È il 1600, sono gli anni della vertigine Barocca, un’epoca che vede splendere la personalità geniale di Francesco Borromini, un anticonformista per qualsiasi tempo. Un’esistenza controversa la sua, terminata con una lama nel cuore.

Ascesa e caduta di Francesco Borromini

Gli inizi di questo artista sono avvolti nel mistero, certamente parte da Milano, dove a soli 9 anni entra nel cantiere del Duomo. Questa esperienza lo cambia per sempre, perché determina ed influenza il futuro architetto. L’uomo è facile da descrivere: capelli arruffati e una grande predilezione allo stupore. Francesco Borromini è un’eroe romantico per un’epoca che ha scelto di specchiarsi nel limpido estro dello sfarzoso Bernini, piuttosto che comprendere uno stile diverso. La parabola discendente comincia con la morte del suo ultimo vero protettore e amico, Virgilio Spada. L’ironia del destino vuole che proprio una spada metta fine a tutto. Lo possiamo immaginare nella sua modesta abitazione di via dell’agnello a Roma, con la testa tra le mani e i suoi neri pensieri. Scorrendo gli ultimi cinque anni di vita i motivi appaiono limpidi e chiari, l’insonnia si aggiunge alla depressione in quello che probabilmente risulterà un connubio mortale.

Sponsor

Una spada nel cuore

L’ultimo gesto, evocativo che lo rende mito è dettato dal mostro che ormai lo domina e gli fa compiere atti estremi. Infatti brucia i suoi ultimi progetti, le sue idee, cosicché nessun altro può travisarli o saccheggiarli, se non lui, nessuno. Questo è l’atto estremo di un uomo la cui mente comincia a vacillare pericolosamente spostandolo in breve tempo sul precipizio della follia. Francesco Borromini sul letto di morte riesce a trovare la lucidità e la distensione per raccontare il suo suicidio, caso più unico che raro. Alle prime luci del mattino del 2 agosto 1667 l’architetto è colto da una grave crisi di sconforto e come lui stesso denuncia:

“Ho preso la detta spada, ho appuntato al letto il manico e poi mi sono sopra di essa lanciato”!

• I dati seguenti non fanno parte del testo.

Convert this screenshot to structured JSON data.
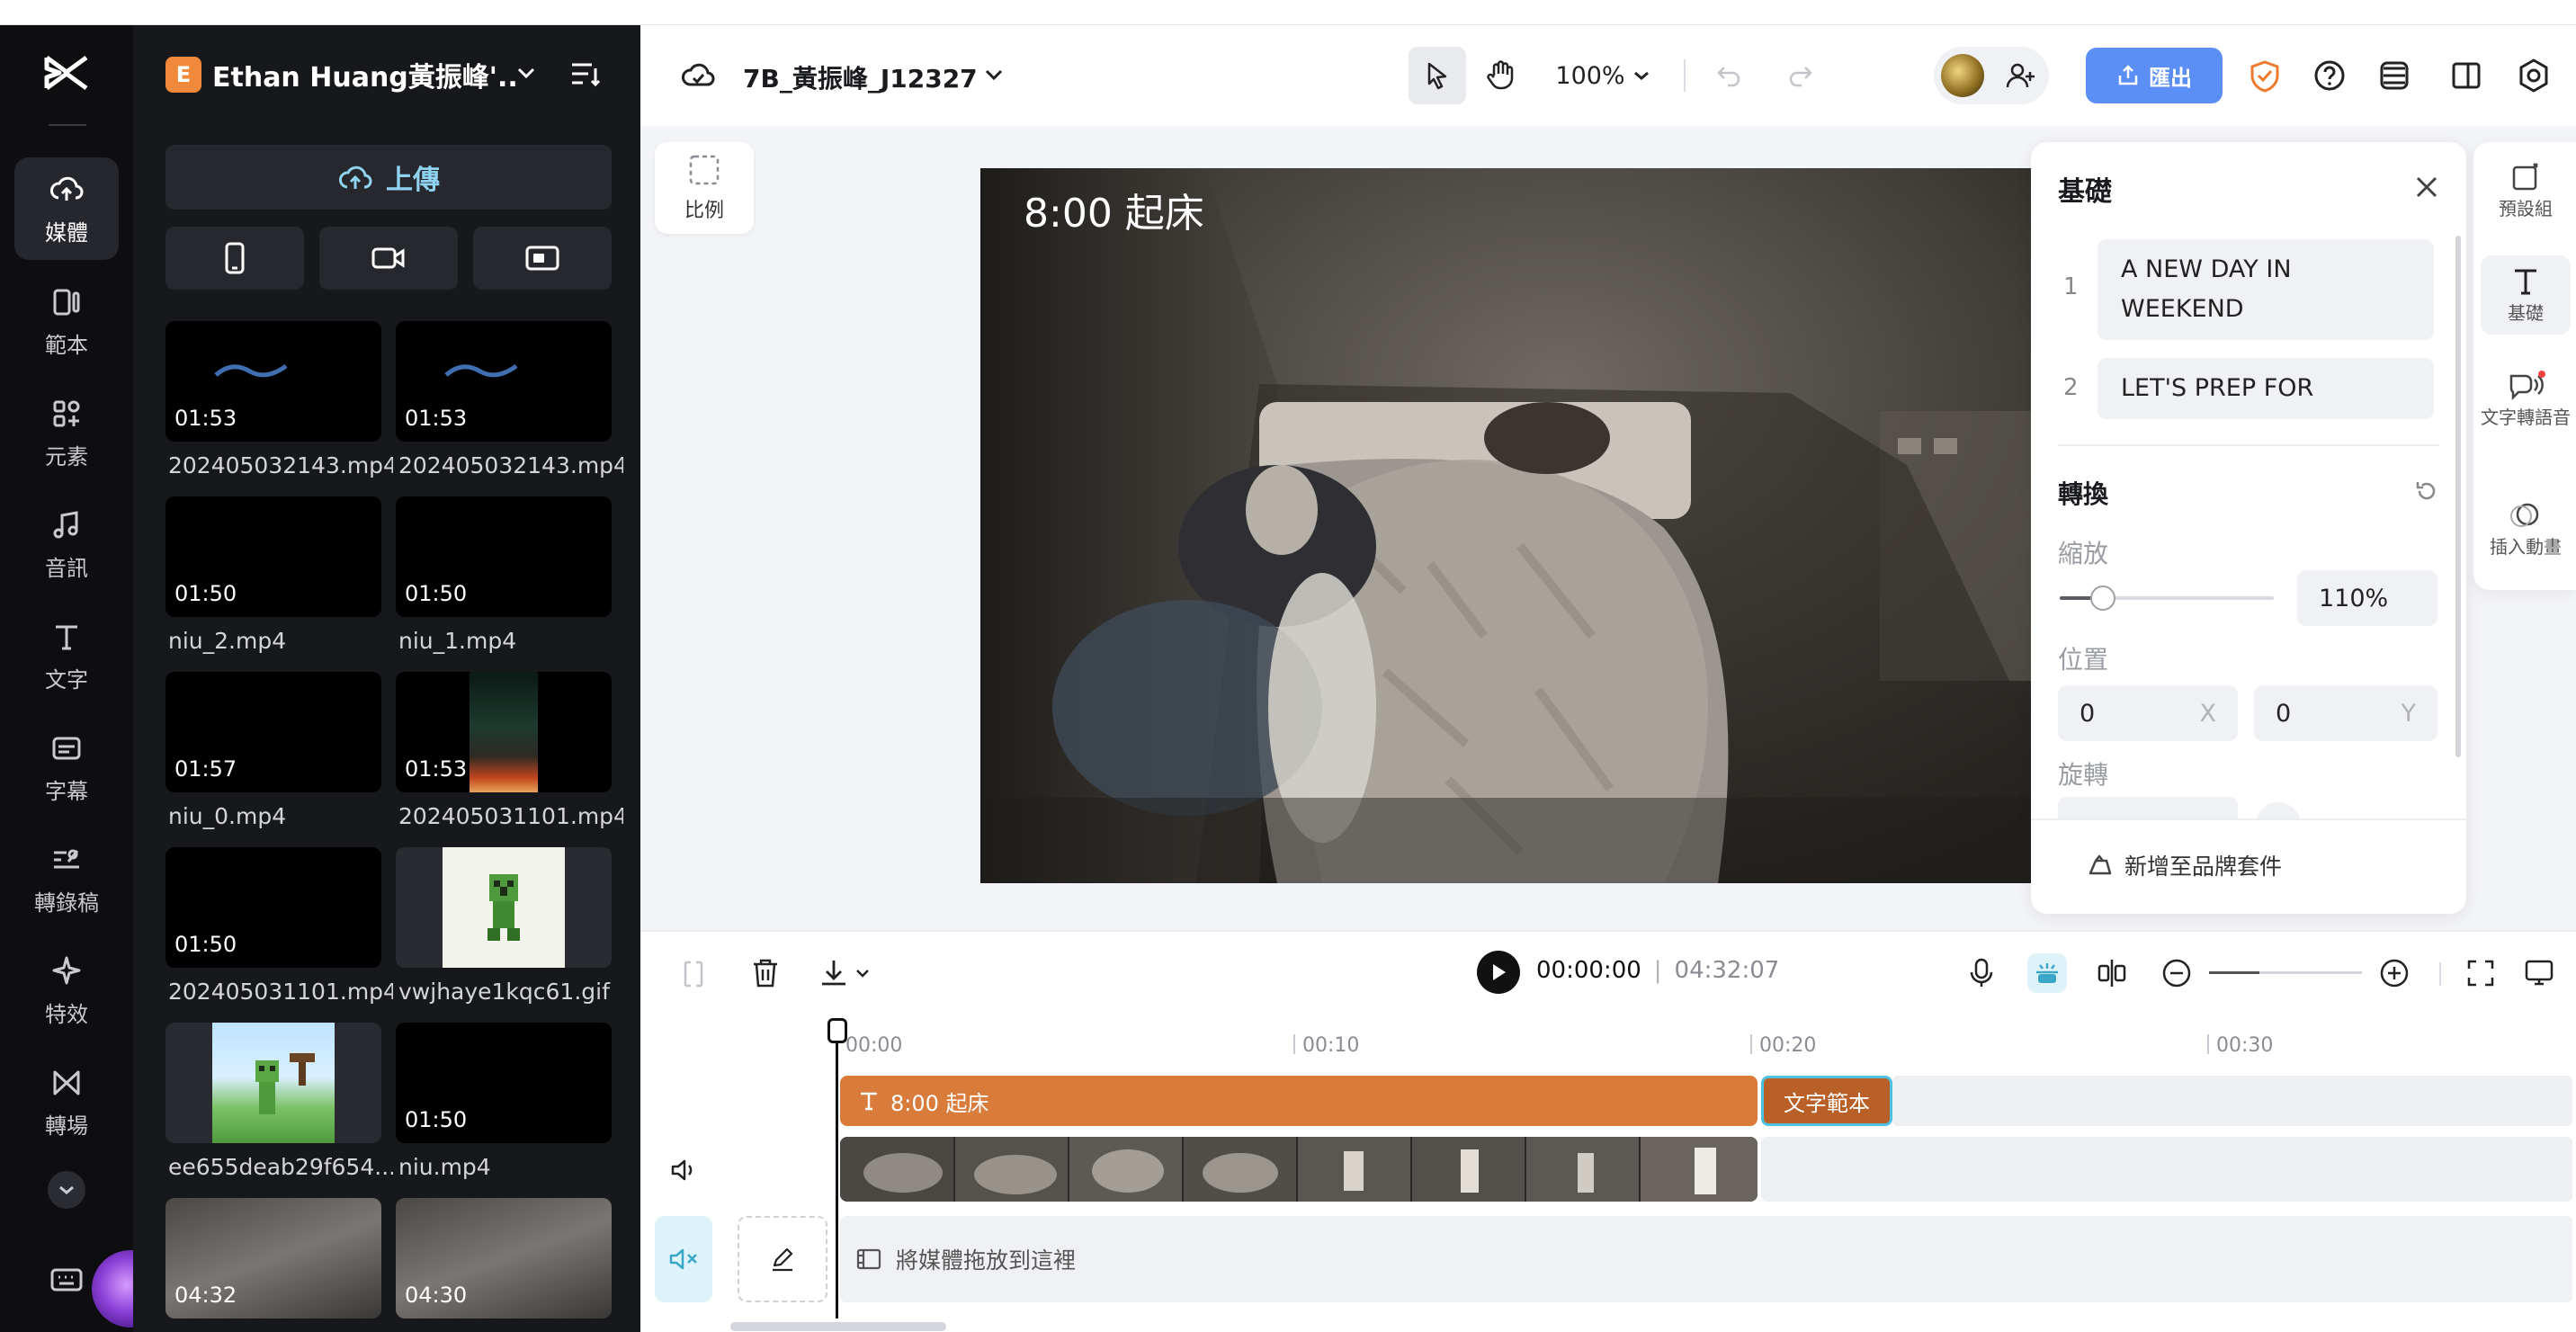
{
  "colors": {
    "accent": "#5b8ff5",
    "clip_orange": "#d97b3a",
    "selection_cyan": "#4ec1e0",
    "nav_bg": "#0e0e10",
    "panel_bg": "#17181b"
  },
  "nav": {
    "items": [
      {
        "label": "媒體",
        "icon": "cloud-upload-icon"
      },
      {
        "label": "範本",
        "icon": "template-icon"
      },
      {
        "label": "元素",
        "icon": "elements-icon"
      },
      {
        "label": "音訊",
        "icon": "music-note-icon"
      },
      {
        "label": "文字",
        "icon": "text-t-icon"
      },
      {
        "label": "字幕",
        "icon": "captions-icon"
      },
      {
        "label": "轉錄稿",
        "icon": "transcript-icon"
      },
      {
        "label": "特效",
        "icon": "sparkle-icon"
      },
      {
        "label": "轉場",
        "icon": "transition-icon"
      }
    ]
  },
  "media_panel": {
    "workspace_badge": "E",
    "workspace_name": "Ethan Huang黃振峰'...",
    "upload_label": "上傳",
    "files": [
      {
        "name": "202405032143.mp4",
        "duration": "01:53"
      },
      {
        "name": "202405032143.mp4",
        "duration": "01:53"
      },
      {
        "name": "niu_2.mp4",
        "duration": "01:50"
      },
      {
        "name": "niu_1.mp4",
        "duration": "01:50"
      },
      {
        "name": "niu_0.mp4",
        "duration": "01:57"
      },
      {
        "name": "202405031101.mp4",
        "duration": "01:53"
      },
      {
        "name": "202405031101.mp4",
        "duration": "01:50"
      },
      {
        "name": "vwjhaye1kqc61.gif",
        "duration": ""
      },
      {
        "name": "ee655deab29f654...",
        "duration": ""
      },
      {
        "name": "niu.mp4",
        "duration": "01:50"
      },
      {
        "name": "",
        "duration": "04:32"
      },
      {
        "name": "",
        "duration": "04:30"
      }
    ]
  },
  "toolbar": {
    "project_name": "7B_黃振峰_J12327",
    "zoom": "100%",
    "export_label": "匯出"
  },
  "canvas": {
    "ratio_label": "比例",
    "overlay_text": "8:00 起床"
  },
  "props": {
    "title": "基礎",
    "text_items": [
      {
        "index": "1",
        "text": "A NEW DAY IN WEEKEND"
      },
      {
        "index": "2",
        "text": "LET'S PREP FOR"
      }
    ],
    "transform_title": "轉換",
    "scale_label": "縮放",
    "scale_value": "110%",
    "scale_fraction": 0.2,
    "position_label": "位置",
    "pos_x": "0",
    "pos_x_suffix": "X",
    "pos_y": "0",
    "pos_y_suffix": "Y",
    "rotate_label": "旋轉",
    "brand_kit_label": "新增至品牌套件"
  },
  "right_rail": {
    "items": [
      {
        "label": "預設組",
        "icon": "preset-icon"
      },
      {
        "label": "基礎",
        "icon": "text-t-icon"
      },
      {
        "label": "文字轉語音",
        "icon": "text-to-speech-icon"
      },
      {
        "label": "插入動畫",
        "icon": "animation-icon"
      }
    ]
  },
  "playback": {
    "current_time": "00:00:00",
    "separator": "|",
    "total_time": "04:32:07"
  },
  "timeline": {
    "ticks": [
      "00:00",
      "00:10",
      "00:20",
      "00:30"
    ],
    "text_clip_label": "8:00 起床",
    "template_clip_label": "文字範本",
    "drop_zone_label": "將媒體拖放到這裡"
  }
}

La lama lo trapassa e muore rievocando il proprio suicidio, come ricorda anche il biografo Filippo Baldinucci.

Una frase profetica

Infine c’è la sua sfida eterna con Bernini ed il rapporto difficili con i committenti della Roma Barocca che non lo favorivano. Certamente Borromini, un genio senza mai pace proprio come Leonardo da Vinci, non avrebbe mai accettato un ruolo da comprimario. Lui stesso pronuncerà una frase che alla fine risulta quasi rivelatrice:

“Chi segue altri non gli va mai inanzi. Ed io al certo non mi sarei posto a questa professione col fine d’esser solo copista.”